El simbolismo, sin embargo, ya existía en la poesía francesa, y más exactamente en la poesía de Charles Baudelaire, que había encontrado en la obra de Edgard Allan Poe algunos de los principios fundamentales de su estética, expresados en el soneto Correspondances. Y si bien entre los pioneros del movimiento están Lautréamont, Verlaine, Rimbaud, Jules Laforgue y Mallarmé, no fue hasta 1886 cuando apareció en forma de manifiesto(3). Su autor, el poeta de origen griego Jean Moréas (1856-1910), define la poesía simbolista como «enemiga de la enseñanza, de la declamación, de la falsa sensibilidad, de la descripción objetiva», pues su intención era intentar «vestir la Idea de una forma sensible» y asumir la creación como una «sustancia infinita» y enigmática. Su equivalente pictórico se materializó en las obras de Odilon Redon y Gustave Moreau, quienes mostraron en sus lienzos el mismo refinamiento espiritual que había en los poemas, relatos y novelas de los escritores parnasianos, simbolistas y decadentistas de finales del diecinueve.

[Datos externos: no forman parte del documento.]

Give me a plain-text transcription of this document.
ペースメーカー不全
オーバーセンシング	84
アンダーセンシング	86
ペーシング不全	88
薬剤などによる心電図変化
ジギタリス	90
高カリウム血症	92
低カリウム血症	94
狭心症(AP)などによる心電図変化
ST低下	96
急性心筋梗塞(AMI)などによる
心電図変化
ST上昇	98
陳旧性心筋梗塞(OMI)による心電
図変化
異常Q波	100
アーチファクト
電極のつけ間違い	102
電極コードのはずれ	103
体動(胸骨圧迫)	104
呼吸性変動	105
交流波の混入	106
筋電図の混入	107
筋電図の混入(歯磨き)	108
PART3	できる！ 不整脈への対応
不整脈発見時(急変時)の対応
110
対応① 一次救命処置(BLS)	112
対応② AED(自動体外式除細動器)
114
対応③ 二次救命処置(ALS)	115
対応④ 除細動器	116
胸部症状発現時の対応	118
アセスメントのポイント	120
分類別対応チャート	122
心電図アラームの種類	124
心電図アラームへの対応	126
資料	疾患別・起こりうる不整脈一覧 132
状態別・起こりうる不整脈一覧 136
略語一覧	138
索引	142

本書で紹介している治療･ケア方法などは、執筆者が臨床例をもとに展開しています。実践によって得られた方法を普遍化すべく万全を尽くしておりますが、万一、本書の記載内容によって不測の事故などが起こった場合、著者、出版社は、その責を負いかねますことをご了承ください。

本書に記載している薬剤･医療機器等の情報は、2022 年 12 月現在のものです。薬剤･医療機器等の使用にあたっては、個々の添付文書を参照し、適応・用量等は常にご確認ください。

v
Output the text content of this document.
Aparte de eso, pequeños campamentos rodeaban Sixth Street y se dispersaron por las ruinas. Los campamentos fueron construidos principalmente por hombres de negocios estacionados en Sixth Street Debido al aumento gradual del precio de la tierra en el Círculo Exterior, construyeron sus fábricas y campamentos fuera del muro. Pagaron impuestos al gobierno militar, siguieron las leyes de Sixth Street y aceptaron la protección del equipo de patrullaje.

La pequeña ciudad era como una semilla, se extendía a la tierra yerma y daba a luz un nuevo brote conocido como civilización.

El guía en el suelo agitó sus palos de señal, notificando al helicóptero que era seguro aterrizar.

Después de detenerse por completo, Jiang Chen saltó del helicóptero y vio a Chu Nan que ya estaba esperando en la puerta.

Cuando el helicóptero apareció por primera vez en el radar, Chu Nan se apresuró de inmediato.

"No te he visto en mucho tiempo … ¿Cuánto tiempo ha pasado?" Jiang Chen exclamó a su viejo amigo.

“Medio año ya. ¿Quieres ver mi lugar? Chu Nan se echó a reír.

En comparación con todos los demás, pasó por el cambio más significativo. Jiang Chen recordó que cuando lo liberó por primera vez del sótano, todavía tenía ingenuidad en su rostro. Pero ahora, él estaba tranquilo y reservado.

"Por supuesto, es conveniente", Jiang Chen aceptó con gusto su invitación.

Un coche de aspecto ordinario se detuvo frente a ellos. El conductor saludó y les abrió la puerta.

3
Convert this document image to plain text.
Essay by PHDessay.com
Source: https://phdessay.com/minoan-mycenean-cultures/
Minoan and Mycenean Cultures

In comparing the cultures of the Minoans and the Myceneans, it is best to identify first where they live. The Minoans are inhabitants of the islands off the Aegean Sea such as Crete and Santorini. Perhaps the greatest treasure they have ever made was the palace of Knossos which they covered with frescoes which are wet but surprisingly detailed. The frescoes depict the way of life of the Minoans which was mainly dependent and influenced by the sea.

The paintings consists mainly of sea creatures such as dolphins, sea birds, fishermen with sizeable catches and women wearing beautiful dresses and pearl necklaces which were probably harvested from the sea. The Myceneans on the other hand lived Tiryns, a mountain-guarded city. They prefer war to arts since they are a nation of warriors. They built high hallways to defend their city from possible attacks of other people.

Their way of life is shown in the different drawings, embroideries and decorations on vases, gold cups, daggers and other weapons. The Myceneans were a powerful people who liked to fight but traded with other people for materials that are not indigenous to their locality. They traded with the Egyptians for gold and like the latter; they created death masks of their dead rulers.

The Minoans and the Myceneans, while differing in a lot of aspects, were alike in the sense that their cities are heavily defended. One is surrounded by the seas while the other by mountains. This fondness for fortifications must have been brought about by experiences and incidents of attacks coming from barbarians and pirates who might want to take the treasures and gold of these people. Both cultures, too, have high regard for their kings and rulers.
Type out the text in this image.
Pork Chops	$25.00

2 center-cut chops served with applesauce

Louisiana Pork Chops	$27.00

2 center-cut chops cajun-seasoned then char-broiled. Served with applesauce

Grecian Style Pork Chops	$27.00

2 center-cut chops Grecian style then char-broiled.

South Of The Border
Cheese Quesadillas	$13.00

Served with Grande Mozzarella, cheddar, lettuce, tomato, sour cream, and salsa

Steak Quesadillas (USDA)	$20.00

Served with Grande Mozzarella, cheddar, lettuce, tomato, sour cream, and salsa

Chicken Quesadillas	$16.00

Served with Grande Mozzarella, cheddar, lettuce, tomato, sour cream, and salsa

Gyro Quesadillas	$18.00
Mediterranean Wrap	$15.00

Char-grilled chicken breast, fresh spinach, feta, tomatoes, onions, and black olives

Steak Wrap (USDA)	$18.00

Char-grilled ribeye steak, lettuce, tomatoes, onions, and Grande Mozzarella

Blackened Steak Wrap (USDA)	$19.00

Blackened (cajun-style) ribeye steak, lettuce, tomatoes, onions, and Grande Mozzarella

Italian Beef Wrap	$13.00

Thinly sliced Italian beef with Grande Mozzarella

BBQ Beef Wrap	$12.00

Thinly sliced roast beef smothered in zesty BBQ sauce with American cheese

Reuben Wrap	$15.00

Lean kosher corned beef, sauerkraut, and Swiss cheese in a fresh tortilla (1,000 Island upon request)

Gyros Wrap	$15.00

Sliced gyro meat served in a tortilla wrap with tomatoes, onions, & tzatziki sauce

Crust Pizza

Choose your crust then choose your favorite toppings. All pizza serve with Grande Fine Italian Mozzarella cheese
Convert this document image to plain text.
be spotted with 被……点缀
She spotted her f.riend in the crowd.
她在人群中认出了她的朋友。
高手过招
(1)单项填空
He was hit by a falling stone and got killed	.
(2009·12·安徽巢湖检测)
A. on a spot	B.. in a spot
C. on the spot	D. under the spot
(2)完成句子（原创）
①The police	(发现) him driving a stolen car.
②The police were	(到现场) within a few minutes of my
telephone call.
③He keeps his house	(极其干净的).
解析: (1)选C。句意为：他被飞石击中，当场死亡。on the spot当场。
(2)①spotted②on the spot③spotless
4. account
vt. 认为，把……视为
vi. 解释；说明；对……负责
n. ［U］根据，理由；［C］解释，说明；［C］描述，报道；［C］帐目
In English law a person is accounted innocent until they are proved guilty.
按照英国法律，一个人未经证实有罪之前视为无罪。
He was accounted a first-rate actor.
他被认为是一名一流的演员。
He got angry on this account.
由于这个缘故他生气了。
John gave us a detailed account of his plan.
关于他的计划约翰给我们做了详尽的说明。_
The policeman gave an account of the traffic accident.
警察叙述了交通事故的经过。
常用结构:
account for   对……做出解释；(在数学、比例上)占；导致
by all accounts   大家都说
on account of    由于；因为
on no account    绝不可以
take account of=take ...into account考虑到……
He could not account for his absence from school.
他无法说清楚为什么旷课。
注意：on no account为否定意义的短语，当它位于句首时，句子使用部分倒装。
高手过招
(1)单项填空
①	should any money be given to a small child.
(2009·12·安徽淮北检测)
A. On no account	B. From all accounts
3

Redon y Moreau señalaron en Rafael, Michelangelo, Durero y demás pintores renacentistas sus principales modelos, pero el espectro del simbolismo abarca también a William Blake, los prerrafaelistas, los Nabis, Gauguin, Klimt, Ensor y hasta Munch. La Aparición (1876), representa el clímax del simbolismo en la pintura francesa, y aunque a lo largo de la historia muchos artistas habían pintado la decapitación de San Juan Bautista (Botticelli, Lippi, Berruguete, Cranach, Caravaggio…), su autor, Gustave Moreau, no vaciló en hacer lo mismo; pero, lejos de ofrecer una versión similar a la de los evangelios, recreó un inquietante escenario de sensualidad y erotismo cuyo centro fue la tentadora Salomé.
Hijo del arquitecto Louis Moreau, Gustave Moreau (1826-1898) mostró desde pequeño interés por el dibujo. Aquella fue una afición que, tras un viaje a Italia con sus padres (1841), se transforma en vocación. Tres años más tarde empieza a recibir sus primeras clases en el taller del pintor neoclásico Édouard Picot y gracias a la ayuda del maestro y artista (en sus años mozos compañero de estudios de Jacques-Louis David), el joven aprendiz logra ingresar en la École des Beaux-Arts (1848). Desde ese instante, Moreau se entrega con pasión al estudio de los clásicos de la Antigüedad, a los que copia directamente en el mismo lugar donde se encuentran sus obras.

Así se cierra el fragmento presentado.